"Are you enjoying Queens?" Bjork asked with an exultant squeal during the February 3rd opening of her Biophilia residency at the New York Hall of Science in Flushing Meadows. It was a peculiar question during a performance set in an alternate universe of music, technology and primordial emotions, in a room that looked nothing like the neighborhood outside. The museum's Great Hall is an eerie windowless space with a cathedral-high ceiling and irregularly curved walls that suggest convulsive ripples in time and space.

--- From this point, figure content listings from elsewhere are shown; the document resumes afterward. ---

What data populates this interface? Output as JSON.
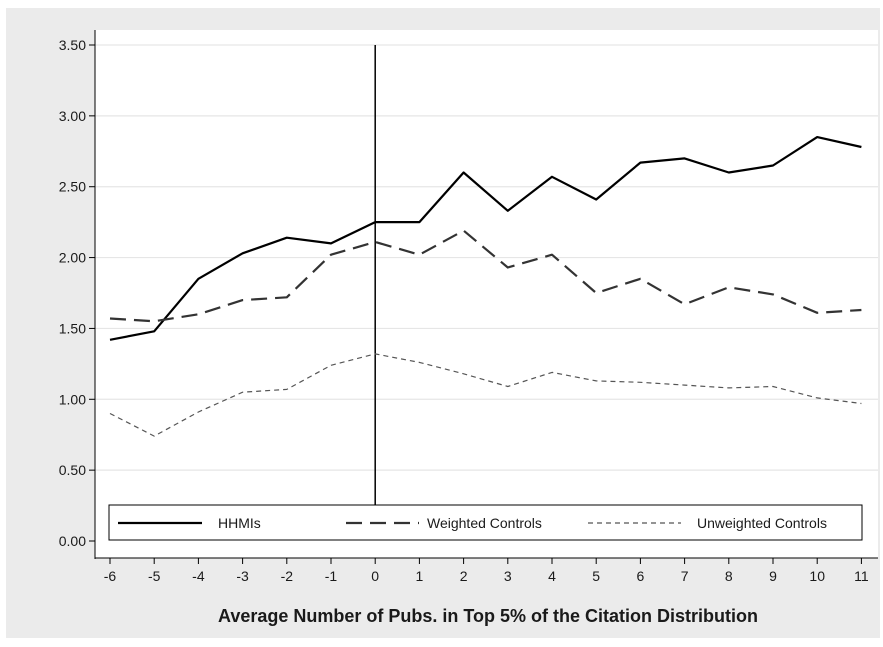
{
  "chart_data": {
    "type": "line",
    "title": "",
    "xlabel": "Average Number of Pubs. in Top 5% of the Citation Distribution",
    "ylabel": "",
    "x": [
      -6,
      -5,
      -4,
      -3,
      -2,
      -1,
      0,
      1,
      2,
      3,
      4,
      5,
      6,
      7,
      8,
      9,
      10,
      11
    ],
    "xticks": [
      "-6",
      "-5",
      "-4",
      "-3",
      "-2",
      "-1",
      "0",
      "1",
      "2",
      "3",
      "4",
      "5",
      "6",
      "7",
      "8",
      "9",
      "10",
      "11"
    ],
    "ylim": [
      0,
      3.5
    ],
    "yticks": [
      "0.00",
      "0.50",
      "1.00",
      "1.50",
      "2.00",
      "2.50",
      "3.00",
      "3.50"
    ],
    "grid": true,
    "reference_line_x": 0,
    "legend_position": "bottom-inside",
    "series": [
      {
        "name": "HHMIs",
        "style": "solid",
        "color": "#000000",
        "values": [
          1.42,
          1.48,
          1.85,
          2.03,
          2.14,
          2.1,
          2.25,
          2.25,
          2.6,
          2.33,
          2.57,
          2.41,
          2.67,
          2.7,
          2.6,
          2.65,
          2.85,
          2.78
        ]
      },
      {
        "name": "Weighted Controls",
        "style": "dashed",
        "color": "#333333",
        "values": [
          1.57,
          1.55,
          1.6,
          1.7,
          1.72,
          2.02,
          2.11,
          2.02,
          2.19,
          1.93,
          2.02,
          1.75,
          1.85,
          1.67,
          1.79,
          1.74,
          1.61,
          1.63
        ]
      },
      {
        "name": "Unweighted Controls",
        "style": "dotted",
        "color": "#555555",
        "values": [
          0.9,
          0.74,
          0.91,
          1.05,
          1.07,
          1.24,
          1.32,
          1.26,
          1.18,
          1.09,
          1.19,
          1.13,
          1.12,
          1.1,
          1.08,
          1.09,
          1.01,
          0.97
        ]
      }
    ]
  }
}
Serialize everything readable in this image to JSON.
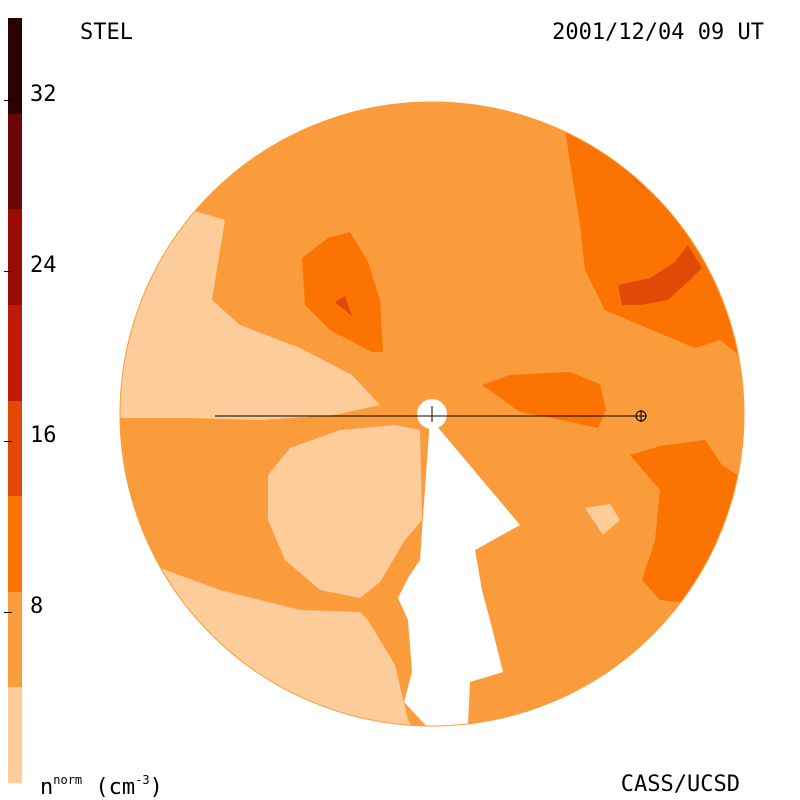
{
  "header": {
    "title_left": "STEL",
    "title_right": "2001/12/04 09 UT"
  },
  "footer": {
    "unit_base": "n",
    "unit_sup": "norm",
    "unit_rest": " (cm",
    "unit_exp": "-3",
    "unit_close": ")",
    "credit": "CASS/UCSD"
  },
  "colorbar": {
    "ticks": [
      "32",
      "24",
      "16",
      "8"
    ],
    "colors": [
      "#fccd9a",
      "#fa9c3b",
      "#fb7300",
      "#e04a06",
      "#c01a0a",
      "#9a0a06",
      "#6a0606",
      "#2a0302"
    ]
  },
  "map": {
    "background_color": "#fa9c3b",
    "level_colors": {
      "low": "#fccd9a",
      "mid": "#fa9c3b",
      "high": "#fb7300",
      "peak": "#e04a06"
    }
  }
}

But the Icelandic singer's choice of setting was effective and moving, even more immersive than the Biophilia show I saw in Reykjavik last fall. Surrounded by a future-now production of exotic invented instruments (the gravity harp, a gameleste) triggered with iPad sorcery, Bjork created a dazzling compact world of heated passions and excited science heightened by the tall black space overhead and an outer ring of darkness that seemed to gently press the in-the-round audience (under 700) against the tiny stage, almost into the show. Bjork often sang from inside a circle of gold satin, blue sequins and gleaming blonde hair formed by the Graduale Nobili, her 24-piece Icelandic female choir. It was a shimmering cocoon unto itself.
Biophilia 2012
There have been changes in the production since its October run in Iceland. Bjork's giant orange wig was less like a day-glo Brillo pad in Queens, closer to a mushroom-like bouffant with streaks of robin's-egg blue. The huge Tesla coils that spit lighting and beats in "Thunderbolt" came down in a vertical, rather than horizontal, cage. Max Wiesel, who designed the iPad apps for Biophilia, is actually in the band now, running the electronics. (When Bjork introduced him, she noted that it was his first live gig ever.)
Bjork also dropped two older crowd-pleasers, "Venus as a Boy" and "Isobel," that were in the Reykjavik set list, along with one Biophilia track, "Sacrifice.